Many are sceptical and say Noah’s Ark is a mere allegory and should not be taken literally. Similarly, geologists assert that Durupınar is an entirely natural formation, though they have nominated it as a heritage site.

Local reports say the depression and carvings in the ground were first revealed in May 1948 when heavy rains combined with three earthquakes exposed the formation from the surrounding mud.

Found by a Kurdish shepherd, it was later identified by Turkish Army Captain Ilhan Durupınar after whom it was named.

Archaeologists were called in in around 1960, digging and dynamiting the area in the hope of revealing material relics but to no avail.

After two further days of digging all the team found were soil and rocks, their official post-excavation statement said that “there were no visible archaeological remains” and that this formation “was a freak of nature and not man-made”.

It wasn’t until 1977 that the site returned to the attention of those working in archaeology when amateur explorer Ron Wyatt came across it and tried to push it as the site of Noah’s Ark.
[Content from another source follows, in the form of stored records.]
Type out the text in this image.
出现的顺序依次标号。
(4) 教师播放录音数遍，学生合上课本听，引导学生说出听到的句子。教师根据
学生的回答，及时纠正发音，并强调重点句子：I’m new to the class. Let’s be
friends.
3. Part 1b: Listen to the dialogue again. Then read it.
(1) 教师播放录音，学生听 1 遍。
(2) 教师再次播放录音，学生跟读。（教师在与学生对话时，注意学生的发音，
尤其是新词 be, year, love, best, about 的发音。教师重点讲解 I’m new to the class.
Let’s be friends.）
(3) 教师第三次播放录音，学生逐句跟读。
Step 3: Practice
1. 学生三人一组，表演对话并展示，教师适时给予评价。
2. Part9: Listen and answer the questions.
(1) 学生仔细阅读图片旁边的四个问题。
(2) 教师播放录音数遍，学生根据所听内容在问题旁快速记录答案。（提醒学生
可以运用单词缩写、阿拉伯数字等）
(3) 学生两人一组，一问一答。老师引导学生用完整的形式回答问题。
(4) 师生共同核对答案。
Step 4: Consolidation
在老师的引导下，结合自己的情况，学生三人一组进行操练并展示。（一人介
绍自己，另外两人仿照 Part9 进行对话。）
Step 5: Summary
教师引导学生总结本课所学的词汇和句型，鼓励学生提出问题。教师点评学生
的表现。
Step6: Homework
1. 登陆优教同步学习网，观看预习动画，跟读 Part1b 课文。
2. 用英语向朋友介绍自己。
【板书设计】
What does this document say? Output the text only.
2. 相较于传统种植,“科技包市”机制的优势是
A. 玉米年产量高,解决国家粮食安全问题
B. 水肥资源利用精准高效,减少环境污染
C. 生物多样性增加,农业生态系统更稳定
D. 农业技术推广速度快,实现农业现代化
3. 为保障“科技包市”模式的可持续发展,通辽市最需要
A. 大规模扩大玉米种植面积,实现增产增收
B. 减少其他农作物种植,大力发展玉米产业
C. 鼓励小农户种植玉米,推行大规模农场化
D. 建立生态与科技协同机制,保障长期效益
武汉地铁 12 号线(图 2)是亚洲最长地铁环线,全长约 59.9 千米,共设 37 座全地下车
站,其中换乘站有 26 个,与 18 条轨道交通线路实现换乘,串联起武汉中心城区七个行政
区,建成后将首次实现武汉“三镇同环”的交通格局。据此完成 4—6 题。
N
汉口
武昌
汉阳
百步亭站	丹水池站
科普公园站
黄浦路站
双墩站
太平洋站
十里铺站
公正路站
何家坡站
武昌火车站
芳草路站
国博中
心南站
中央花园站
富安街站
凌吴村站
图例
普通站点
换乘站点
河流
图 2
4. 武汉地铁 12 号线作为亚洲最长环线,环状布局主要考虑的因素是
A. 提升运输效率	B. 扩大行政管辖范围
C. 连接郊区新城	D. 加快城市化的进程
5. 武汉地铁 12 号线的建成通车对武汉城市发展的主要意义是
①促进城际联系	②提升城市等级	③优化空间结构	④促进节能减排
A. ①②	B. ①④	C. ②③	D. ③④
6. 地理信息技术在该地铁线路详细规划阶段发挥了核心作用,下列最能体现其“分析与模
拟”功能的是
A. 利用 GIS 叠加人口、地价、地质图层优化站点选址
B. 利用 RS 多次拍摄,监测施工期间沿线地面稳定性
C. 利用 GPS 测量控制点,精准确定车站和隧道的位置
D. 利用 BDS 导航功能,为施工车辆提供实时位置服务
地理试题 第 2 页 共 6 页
He and a team explored the site in 1985 and took readings using ground-penetrating radar equipment and a frequency generator, finding that its length and size corresponded to that recorded in the Bible.

Later, in 2011, Turkey granted five professors from Ağrı İbrahim Çeçen University to assess the site.

Between 2014 and 2019, their ground-penetrating radar surveys found walls made of limonite stones from several right angles.